In 1932, Cai became the editor for the Warrior Newspaper (戰士報) of the Political Department of the Chinese Red Army's 1st Corps. In 1934, he was elected as a member of the Central Committee of the Chinese Soviet Republic. He was the only Taiwan native who participated in the Long March. He then served as the Minister of the Interior of the Chinese Soviet Republic. In 1940, he served as the Minister of the Enemy Workers Department.

In September 1945 he was sent by the Communist Party to Taiwan and was tasked with managing the Taiwan Provincial Working Committee of the Chinese Communist Party. The February 28 incident in 1947 caused a rise in members for the Taiwan Provincial Working Committee; in 1948, Cai became an editor of the anti-Kuomintang Guangming Daily (光明報) newspaper founded by middle school principal Chung Hao-tung, brother of Chung Li-ho. After copies of the paper were sent by Chen Cheng to Chiang Kai-shek, Chiang personally ordered a thorough investigation into it.

==Arrest and defection==
The investigation into the Guangming Daily saw the arrest of many communists in Taiwan. In early 1950, a key liaison between Cai and Wu Shi, another CCP spy and Republic of China Army lieutenant general, was arrested. Cai went into hiding, but was captured and arrested by April. While in prison, he defected to the Kuomintang, revealing his knowledge of the underground communist operations in Taiwan. Some of Cai's comrades defected to the Kuomintang as well, while others, including Zhu Feng and lieutenant general Wu Shi were executed later in 1950.

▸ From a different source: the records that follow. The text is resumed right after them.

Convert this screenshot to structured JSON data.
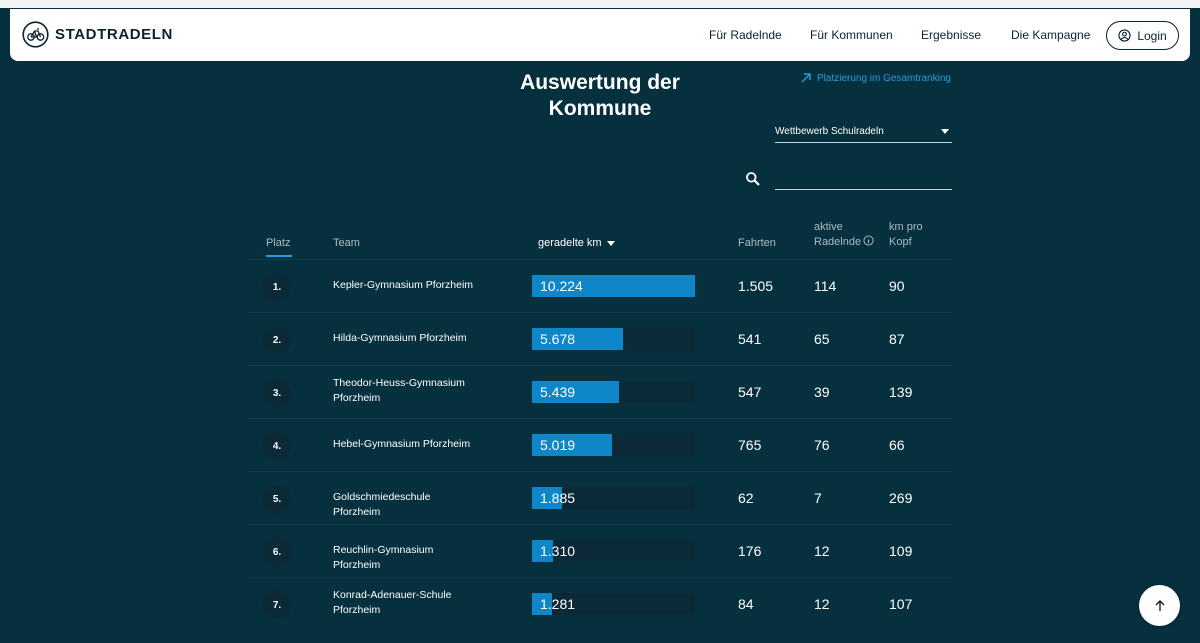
{
  "header": {
    "logo_text": "STADTRADELN",
    "nav": [
      "Für Radelnde",
      "Für Kommunen",
      "Ergebnisse",
      "Die Kampagne"
    ],
    "login_label": "Login"
  },
  "page": {
    "title_line1": "Auswertung der",
    "title_line2": "Kommune",
    "ranking_link": "Platzierung im Gesamtranking",
    "select_value": "Wettbewerb Schulradeln",
    "search_placeholder": ""
  },
  "table": {
    "columns": {
      "platz": "Platz",
      "team": "Team",
      "km": "geradelte km",
      "fahrten": "Fahrten",
      "aktive_line1": "aktive",
      "aktive_line2": "Radelnde",
      "kmpro_line1": "km pro",
      "kmpro_line2": "Kopf"
    },
    "max_km": 10224,
    "rows": [
      {
        "rank": "1.",
        "team": "Kepler-Gymnasium Pforzheim",
        "km": "10.224",
        "km_num": 10224,
        "fahrten": "1.505",
        "aktive": "114",
        "kmpro": "90"
      },
      {
        "rank": "2.",
        "team": "Hilda-Gymnasium Pforzheim",
        "km": "5.678",
        "km_num": 5678,
        "fahrten": "541",
        "aktive": "65",
        "kmpro": "87"
      },
      {
        "rank": "3.",
        "team": "Theodor-Heuss-Gymnasium Pforzheim",
        "km": "5.439",
        "km_num": 5439,
        "fahrten": "547",
        "aktive": "39",
        "kmpro": "139"
      },
      {
        "rank": "4.",
        "team": "Hebel-Gymnasium Pforzheim",
        "km": "5.019",
        "km_num": 5019,
        "fahrten": "765",
        "aktive": "76",
        "kmpro": "66"
      },
      {
        "rank": "5.",
        "team": "Goldschmiedeschule Pforzheim",
        "km": "1.885",
        "km_num": 1885,
        "fahrten": "62",
        "aktive": "7",
        "kmpro": "269"
      },
      {
        "rank": "6.",
        "team": "Reuchlin-Gymnasium Pforzheim",
        "km": "1.310",
        "km_num": 1310,
        "fahrten": "176",
        "aktive": "12",
        "kmpro": "109"
      },
      {
        "rank": "7.",
        "team": "Konrad-Adenauer-Schule Pforzheim",
        "km": "1.281",
        "km_num": 1281,
        "fahrten": "84",
        "aktive": "12",
        "kmpro": "107"
      }
    ]
  },
  "icons": {
    "logo": "bicycle-logo-icon",
    "login": "user-circle-icon",
    "link": "arrow-up-right-icon",
    "search": "search-icon",
    "info": "info-icon",
    "scroll_top": "arrow-up-icon"
  },
  "colors": {
    "background": "#07303f",
    "accent": "#0f86c8",
    "link": "#2b9ad9",
    "header_bg": "#ffffff"
  }
}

The Nationalist government rewarded Cai with a promotion to major general in the Republic of China Army and a position as the deputy director of the Ministry of Justice Investigation Bureau, although he was under some degree of surveillance for the rest of his life.

Cai died at the Taipei Veterans General Hospital on 8 October 1982 at the age of 78, and was buried at the Yangmingshan First Cemetery in Beitou District.